The narrow single terrace sits neatly between its neighbours. The sound of a train can be heard from a distance behind the house. The quiet demure façade gives no indication of the surprising home behind the front door.
This is the home of Kate and Mike and their two children. The family had lived in the area for a while and loved the location. When the little terrace came up for sale, they grabbed the opportunity to live closer to the creek.
Semi detached and located on the south side of a party wall, the original house was dark and enclosed. Kate and Mike knew they wanted to renovate, they knew the place had potential but they took their time, starting with a restoration renovation to the first three rooms.
This initial ‘mini’ renovation involved restoring and sealing the windows and floors, and sealing up all the cracks and gaps around skirting boards and architraves. A new skylight was added to the hallway bringing daylight into a previously unlit space. A new heating and cooling system were installed, designed to allow for future expansion, and a solar hot water system was added.
When it came to the major renovation, their main brief was to bring more light into the home, capture the views, and establish a connection with the creek at the rear of the block. They were after two separate living areas, a dining room, a study, a functional kitchen, and a bedroom and ensuite for Mike and Kate. What they didn’t want was the old house at front and one big, loud, overwhelming space at the back.
“We spoke to our architect, Michael Baker (of Zenibaker Architects) and he came up with this roof light idea which we never, never imagined, and a central courtyard, and we never looked back,” says Kate. A large courtyard located between the dining and living areas brings sunlight deep into the middle of the new living area. “We pushed the house a lot further into the block than we would have gone, but brought the garden into the middle of the house” Kate muses.
Windows have been designed to capture views, provide vistas and a sense of space while not compromising on thermal performance. “The architect came up with the idea of the slot windows in the rear façade – as tall as we could have them to see a whole tree, but not so wide that they would allow too much heat in.” A series of clerestory windows above the kitchen and a carefully angled ceiling allow daylight to reflect back into the space. “Some of the most beautiful things about living in this house are the reflections,” says Kate. “When it rains you get trickles reflected on the ceiling. I would never have imagined that that would have been one of the outcomes.” The windows are low e and designed to allow cross flow ventilation. External motorized block-out blinds on the clerestory windows control solar gain in summer.
The site is deceptive – narrow at only 6.8m wide, but extremely long. “One of the main challenges of the project was the sloping site,” says Kate. The design responds to this by stepping the spaces down. The original house, now a bedroom wing, steps down to the office, and then to the dining. The kitchen and rear living area are on lower levels again, wrapping around the courtyard. The courtyard itself is glazed, allowing a visual connection between the front door and the backyard. “The rear spaces work well,” says Kate. “They are not completely open spaces. Not completely closed.”

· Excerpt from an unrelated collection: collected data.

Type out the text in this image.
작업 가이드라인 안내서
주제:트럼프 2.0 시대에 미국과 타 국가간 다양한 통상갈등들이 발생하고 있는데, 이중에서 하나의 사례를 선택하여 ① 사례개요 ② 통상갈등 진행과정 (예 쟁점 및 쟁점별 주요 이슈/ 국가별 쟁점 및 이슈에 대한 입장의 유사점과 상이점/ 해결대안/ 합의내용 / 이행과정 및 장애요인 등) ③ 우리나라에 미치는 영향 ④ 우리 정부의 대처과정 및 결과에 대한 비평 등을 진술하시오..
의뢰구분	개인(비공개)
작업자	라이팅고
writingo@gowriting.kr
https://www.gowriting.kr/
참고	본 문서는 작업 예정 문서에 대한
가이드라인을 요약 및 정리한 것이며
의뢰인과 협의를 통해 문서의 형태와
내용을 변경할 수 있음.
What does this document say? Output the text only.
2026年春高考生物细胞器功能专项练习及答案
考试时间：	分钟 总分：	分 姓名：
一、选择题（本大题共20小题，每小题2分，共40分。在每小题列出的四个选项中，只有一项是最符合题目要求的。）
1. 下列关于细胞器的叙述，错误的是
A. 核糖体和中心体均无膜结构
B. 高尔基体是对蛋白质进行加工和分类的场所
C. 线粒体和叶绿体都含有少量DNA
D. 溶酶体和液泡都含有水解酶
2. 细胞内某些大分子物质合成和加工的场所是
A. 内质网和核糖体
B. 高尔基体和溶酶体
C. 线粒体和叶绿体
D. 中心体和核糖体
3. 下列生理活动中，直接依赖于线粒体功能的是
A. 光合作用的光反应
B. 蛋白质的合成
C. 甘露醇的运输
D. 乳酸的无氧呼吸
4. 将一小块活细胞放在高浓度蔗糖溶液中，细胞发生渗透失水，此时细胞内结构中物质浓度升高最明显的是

The main renovation included work on the original fabric. The design retained as much of the original house as possible. Plaster was removed from the walls so that they could be insulated. R 4.0 insulation was also added to the roof.
The gas ducted heating system and the evaporative cooling system were extended into the new section at the rear, working with the openable windows to draw the air through. The stepped exposed concrete slab in the new section provides well placed thermal mass to moderate the internal temperatures. A 3kW Photovoltaic array generates electricity on site.
The renovation has very obviously turned a narrow dark site into a well lit, uplifting house that has unexpected views around each corner. “I look a lot at the house,” says Kate. “I like looking at our things, but I look a lot at the house – just at the walls and reflections and shadows. It’s very peaceful. Very calming. It feels like a real retreat because you are down a slope but can still see the front door .. and reflections of the trees and the view of the creek … and the occasional train going past.”